Remarquons tout d'abord, qu'en Algérie, le transbordement ne peut
avoir aucun des inconvénients de principe qu'on pourrait lui reprocher,
sur les lignes de grand transit international, comme du Havre à
Marseille, ou sur les artères de grandes concentrations d'armées
européennes, comme de Paris à Nancy ou de Toulouse à
Belfori.
On ne saurait donc avoir à répondre ici qu'aux deux objections
suivantes :
1° Utilisation de troncs communs, avec
la voie de 1 m ,45 ;
2° Transbordement obligatoire, aux gares
d'embranchement avec la voie large.
I. Troncs communs.
-
L'idée de raccorder un tracé nouveau sur une voie déjà
ouverte, entre deux gares, pour utiliser un tronc commun et diminuer ainsi
quelque peu la longueur à construire, est une idée, à
coup sûr, séduisante. Elle a eu, en effet, un moment de faveur
; mais elle a été aussi vite abandonnée. Toutes les
personnes versées dans la pratique des chemins de fer savent, qu'aujourd'hui,
l'utilisation des troncs communs entre deux stations, sauf quelques cas
exceptionnels, est absolument écartée, non seulement entre
deux Compagnies différentes employant la même voie, mais
encore par une même Compagnie sur ses propres lignes, à cause
des dangers pour la sécurité et des sujétions de
toutes tortes qu'entraînent ces bifurcations en pleine voie. C'est
ainsi que, pour éviter tout tronc commun, (malgré l'emploi
de la même voie) :
1° La ligne de Mamers à Saint-Calais
a construit une voie parallèle à la ligne de Paris à
Rennes, entre Connerré et Beillé;
2° La ligne d'Orléans à
Rouen a construit, pour entrer à Chartres (gare commune), une voie
spéciale parallèlement à la ligne du Mans à
Chartres ;
3° La ligne d'Orléans à
Châlons a établi une voie spéciale des Aubrais à
Orléans, - de Preize à Troyes, - et de Coolus à Châlons
;
4° Enfin, et ce dernier exemple à
lui seul est concluant, la grande Compagnie des chemins de fer du Nord,
par exemple, évite, par tous les moyens sur son réseau et
pour ses propres lignes et embranchements, tout tronc commun, toute bifurcation,
toute traversée à niveau, en pleine voie ; et, pour y arriver,
elle ne craint pas de s'imposer elle- même l'obligation de construire
tous les raccordements et embranchements spéciaux, partant de la
gare même et pour chacune des lignes y aboutissant.

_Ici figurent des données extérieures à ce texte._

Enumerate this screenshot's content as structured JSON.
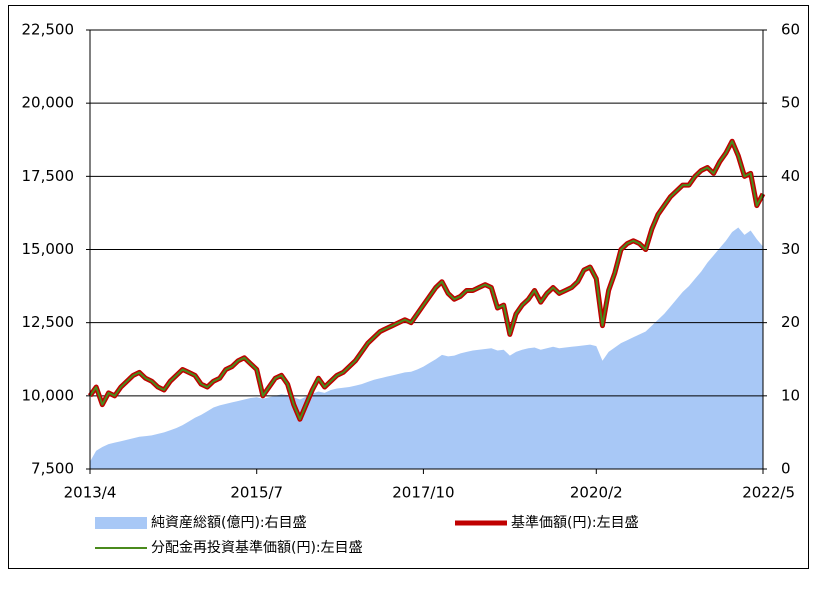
{
  "chart_data": {
    "type": "line",
    "x": [
      "2013/4",
      "2013/5",
      "2013/6",
      "2013/7",
      "2013/8",
      "2013/9",
      "2013/10",
      "2013/11",
      "2013/12",
      "2014/1",
      "2014/2",
      "2014/3",
      "2014/4",
      "2014/5",
      "2014/6",
      "2014/7",
      "2014/8",
      "2014/9",
      "2014/10",
      "2014/11",
      "2014/12",
      "2015/1",
      "2015/2",
      "2015/3",
      "2015/4",
      "2015/5",
      "2015/6",
      "2015/7",
      "2015/8",
      "2015/9",
      "2015/10",
      "2015/11",
      "2015/12",
      "2016/1",
      "2016/2",
      "2016/3",
      "2016/4",
      "2016/5",
      "2016/6",
      "2016/7",
      "2016/8",
      "2016/9",
      "2016/10",
      "2016/11",
      "2016/12",
      "2017/1",
      "2017/2",
      "2017/3",
      "2017/4",
      "2017/5",
      "2017/6",
      "2017/7",
      "2017/8",
      "2017/9",
      "2017/10",
      "2017/11",
      "2017/12",
      "2018/1",
      "2018/2",
      "2018/3",
      "2018/4",
      "2018/5",
      "2018/6",
      "2018/7",
      "2018/8",
      "2018/9",
      "2018/10",
      "2018/11",
      "2018/12",
      "2019/1",
      "2019/2",
      "2019/3",
      "2019/4",
      "2019/5",
      "2019/6",
      "2019/7",
      "2019/8",
      "2019/9",
      "2019/10",
      "2019/11",
      "2019/12",
      "2020/1",
      "2020/2",
      "2020/3",
      "2020/4",
      "2020/5",
      "2020/6",
      "2020/7",
      "2020/8",
      "2020/9",
      "2020/10",
      "2020/11",
      "2020/12",
      "2021/1",
      "2021/2",
      "2021/3",
      "2021/4",
      "2021/5",
      "2021/6",
      "2021/7",
      "2021/8",
      "2021/9",
      "2021/10",
      "2021/11",
      "2021/12",
      "2022/1",
      "2022/2",
      "2022/3",
      "2022/4",
      "2022/5"
    ],
    "xlim": [
      "2013/4",
      "2022/5"
    ],
    "xticks": [
      "2013/4",
      "2015/7",
      "2017/10",
      "2020/2",
      "2022/5"
    ],
    "ylim": [
      7500,
      22500
    ],
    "yticks": [
      {
        "value": 7500,
        "label": "7,500"
      },
      {
        "value": 10000,
        "label": "10,000"
      },
      {
        "value": 12500,
        "label": "12,500"
      },
      {
        "value": 15000,
        "label": "15,000"
      },
      {
        "value": 17500,
        "label": "17,500"
      },
      {
        "value": 20000,
        "label": "20,000"
      },
      {
        "value": 22500,
        "label": "22,500"
      }
    ],
    "y2lim": [
      0,
      60
    ],
    "y2ticks": [
      0,
      10,
      20,
      30,
      40,
      50,
      60
    ],
    "grid": true,
    "series": [
      {
        "name": "純資産総額(億円):右目盛",
        "type": "area",
        "axis": "y2",
        "color": "#a8c8f6",
        "values": [
          1.0,
          2.5,
          3.0,
          3.4,
          3.6,
          3.8,
          4.0,
          4.2,
          4.4,
          4.5,
          4.6,
          4.8,
          5.0,
          5.3,
          5.6,
          6.0,
          6.5,
          7.0,
          7.4,
          7.9,
          8.4,
          8.7,
          8.9,
          9.1,
          9.3,
          9.5,
          9.7,
          9.8,
          9.6,
          9.8,
          10.0,
          10.2,
          10.1,
          9.8,
          9.5,
          9.9,
          10.3,
          10.6,
          10.4,
          10.8,
          11.0,
          11.1,
          11.2,
          11.4,
          11.6,
          11.9,
          12.2,
          12.4,
          12.6,
          12.8,
          13.0,
          13.2,
          13.3,
          13.6,
          14.0,
          14.5,
          15.0,
          15.6,
          15.4,
          15.5,
          15.8,
          16.0,
          16.2,
          16.3,
          16.4,
          16.5,
          16.2,
          16.3,
          15.5,
          16.0,
          16.3,
          16.5,
          16.6,
          16.3,
          16.5,
          16.7,
          16.5,
          16.6,
          16.7,
          16.8,
          16.9,
          17.0,
          16.8,
          14.8,
          16.0,
          16.6,
          17.2,
          17.6,
          18.0,
          18.4,
          18.8,
          19.6,
          20.4,
          21.2,
          22.2,
          23.2,
          24.2,
          25.0,
          26.0,
          27.0,
          28.2,
          29.2,
          30.2,
          31.2,
          32.4,
          33.0,
          32.0,
          32.6,
          31.4,
          30.4
        ]
      },
      {
        "name": "基準価額(円):左目盛",
        "type": "line",
        "color": "#c00000",
        "width": 5,
        "values": [
          10000,
          10300,
          9700,
          10100,
          10000,
          10300,
          10500,
          10700,
          10800,
          10600,
          10500,
          10300,
          10200,
          10500,
          10700,
          10900,
          10800,
          10700,
          10400,
          10300,
          10500,
          10600,
          10900,
          11000,
          11200,
          11300,
          11100,
          10900,
          10000,
          10300,
          10600,
          10700,
          10400,
          9700,
          9200,
          9700,
          10200,
          10600,
          10300,
          10500,
          10700,
          10800,
          11000,
          11200,
          11500,
          11800,
          12000,
          12200,
          12300,
          12400,
          12500,
          12600,
          12500,
          12800,
          13100,
          13400,
          13700,
          13900,
          13500,
          13300,
          13400,
          13600,
          13600,
          13700,
          13800,
          13700,
          13000,
          13100,
          12100,
          12800,
          13100,
          13300,
          13600,
          13200,
          13500,
          13700,
          13500,
          13600,
          13700,
          13900,
          14300,
          14400,
          14000,
          12400,
          13600,
          14200,
          15000,
          15200,
          15300,
          15200,
          15000,
          15700,
          16200,
          16500,
          16800,
          17000,
          17200,
          17200,
          17500,
          17700,
          17800,
          17600,
          18000,
          18300,
          18700,
          18200,
          17500,
          17600,
          16500,
          16900
        ]
      },
      {
        "name": "分配金再投資基準価額(円):左目盛",
        "type": "line",
        "color": "#4a8a1c",
        "width": 2,
        "values": [
          10000,
          10300,
          9700,
          10100,
          10000,
          10300,
          10500,
          10700,
          10800,
          10600,
          10500,
          10300,
          10200,
          10500,
          10700,
          10900,
          10800,
          10700,
          10400,
          10300,
          10500,
          10600,
          10900,
          11000,
          11200,
          11300,
          11100,
          10900,
          10000,
          10300,
          10600,
          10700,
          10400,
          9700,
          9200,
          9700,
          10200,
          10600,
          10300,
          10500,
          10700,
          10800,
          11000,
          11200,
          11500,
          11800,
          12000,
          12200,
          12300,
          12400,
          12500,
          12600,
          12500,
          12800,
          13100,
          13400,
          13700,
          13900,
          13500,
          13300,
          13400,
          13600,
          13600,
          13700,
          13800,
          13700,
          13000,
          13100,
          12100,
          12800,
          13100,
          13300,
          13600,
          13200,
          13500,
          13700,
          13500,
          13600,
          13700,
          13900,
          14300,
          14400,
          14000,
          12400,
          13600,
          14200,
          15000,
          15200,
          15300,
          15200,
          15000,
          15700,
          16200,
          16500,
          16800,
          17000,
          17200,
          17200,
          17500,
          17700,
          17800,
          17600,
          18000,
          18300,
          18700,
          18200,
          17500,
          17600,
          16500,
          16900
        ]
      }
    ]
  }
}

D'une manière générale, l'emploi du tronc commun
entre deux stations est donc condamné par la pratique et abandonné.
Reste cependant quelques cas spéciaux, où le recours à
cette solution permet d'éviter des dépenses très
considérables, tels que : l'usage commun d'un grand viaduc ou d'un
tunnel à l'entrée de la station d'embranchement, ou encore
la traversée d'une portion de ville. Mais, dans ces cas spéciaux
et rares, où il y a une réelle utilité à employer
la même ligne, la voie étroite pourra toujours emprunter
la voie large, avec la plus grande facilité ; il suffira, pour
cela, de poser un troisième rail à l'écartement de
la voie étroite, sur le passage obligé.
Ainsi donc, on évite désormais, autant que possible, l'emploi
des bifurcations en pleine voie ; mais lorsqu'on tiendra à utiliser
un tronc commun, la voie étroite s'y prêtera très
facilement. Cette première objection se trouve ainsi tout naturellement
écartée.
II. Transbordement obligatoire.
Reste une seule objection le transbordement obligatoire. Examinons cette
question de près, afin d'en mesurer exactement l'importance. Il
importe tout d'abord de bien se rendre compte de ce qui se passe à
chaque embranchement sur les voies de même écartement. Les
gens du métier savent parfaitement que les exigences d'une bonne
exploitation commerciale obligent les compagnies (et l'État comme
les Compagnies) à organiser, à chaque embranchement, le
transbordement volontaire. Mais examinons chaque genre de trafic en détails.
1° Grande vitesse.
- Chacun sait que toute la grande vitesse (voyageurs, bagages, messageries,
etc.) subit le transbordement aux embranchements, que les deux lignes
aient ou qu'elles n'aient pas la même largeur de voie.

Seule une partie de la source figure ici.